Some local authorities run teacher registration schemes and databases which enable you to complete a single application form and register an interest to work in that area, possibly for a particular school. Registrations may open any time, commonly after Christmas for a September start date, check with your LA for details. Your information will then be sent to schools that are advertising vacancies.

Pool applications are similar to registration schemes, but the selection process may also be completed centrally. Commonly used for primary vacancies, schools select applicants from the pool list to interview. Again check with your LA for details of opening dates.

You may find it successful to approach a school speculatively, particularly if you have contacts with them.

Teaching CV

Teaching CV example PDF

To make your teaching CV stand out from the rest, target your application to the post you're applying for. Use this CV template to highlight the qualifications and experience you have gained, including:

  • qualifications, particularly details of your teacher training;
  • relevant modules from your degree;
  • details of school experience, prioritising where it is in the age range you want to teach;
  • any other teaching experience e.g. sports coaching, summer camps, youth groups;
  • any relevant voluntary experience;
  • any interests relevant to teaching e.g. musical abilities, sporting activities;
  • any skills that will be useful in the role e.g. leadership, IT, languages;
  • details of two current referees, such as one from your teacher training and one from teaching practice.

Increasingly, local authorities and schools follow 'safer recruitment procedures' and so ask all applicants to complete a standard application form. That way no-one can hide information, which may be possible in a cleverly written CV.

Personal statement

Covering two sides of A4 it should demonstrate how and why you teach and who you are as a person. Always read the specification and target your personal statement to what they are looking for. You need to:

  • Tailor your application to the school, for example their ethos, Ofsted report and latest exam results.
  • Visit the school as many recruiters view this as a part of the application process and it can help you to see if you would want to work there.
  • Get it proofread to ensure there are no spelling mistakes.
  • Ensure your employment history has no gaps and if it has make sure they are explained.
  • Tell them what skills and extra-curricular opportunities you can you bring.
  • Convey a passion for teaching
  • Evidence your success, where you have added value and met targets.

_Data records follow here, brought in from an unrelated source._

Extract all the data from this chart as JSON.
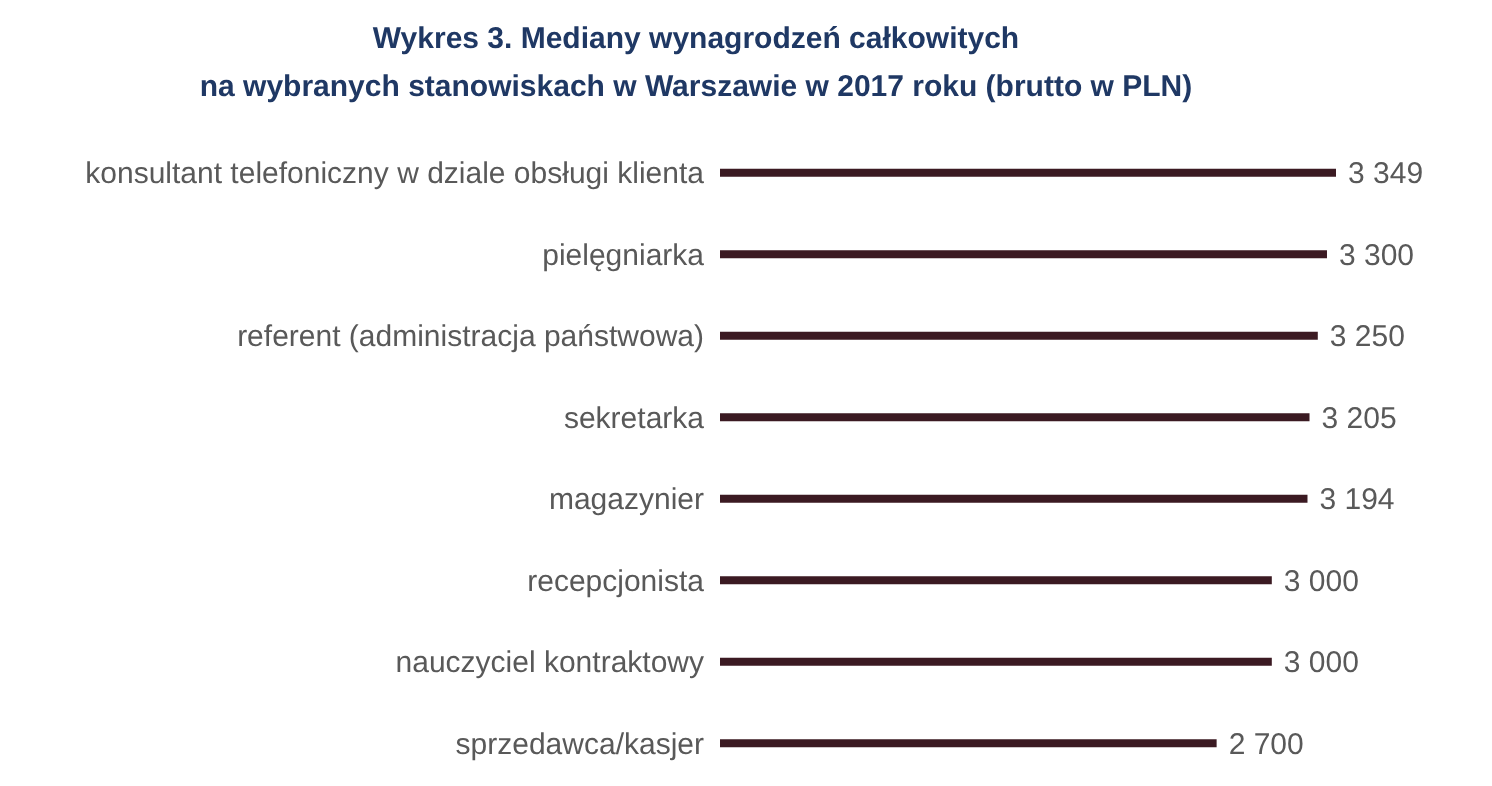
{
  "chart_data": {
    "type": "bar",
    "orientation": "horizontal",
    "title": "Wykres 3. Mediany wynagrodzeń całkowitych\nna wybranych stanowiskach w Warszawie w 2017 roku (brutto w PLN)",
    "categories": [
      "konsultant telefoniczny w dziale obsługi klienta",
      "pielęgniarka",
      "referent (administracja państwowa)",
      "sekretarka",
      "magazynier",
      "recepcjonista",
      "nauczyciel kontraktowy",
      "sprzedawca/kasjer"
    ],
    "values": [
      3349,
      3300,
      3250,
      3205,
      3194,
      3000,
      3000,
      2700
    ],
    "value_labels": [
      "3 349",
      "3 300",
      "3 250",
      "3 205",
      "3 194",
      "3 000",
      "3 000",
      "2 700"
    ],
    "color": "#3b1a22"
  }
}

For more information, see our example of a personal statement for a School Direct teacher training post.

Teaching job interviews

Prepare well for the interview by visiting the school beforehand, plan your trial lesson and don't panic, if they have invited you for interview you are a strong candidate. See teaching interviews to find out more about what's involved.

Further help

Visit your careers and employability service as they can help with application forms, interview preparation and they may well have a recruitment service with vacancies you can apply for.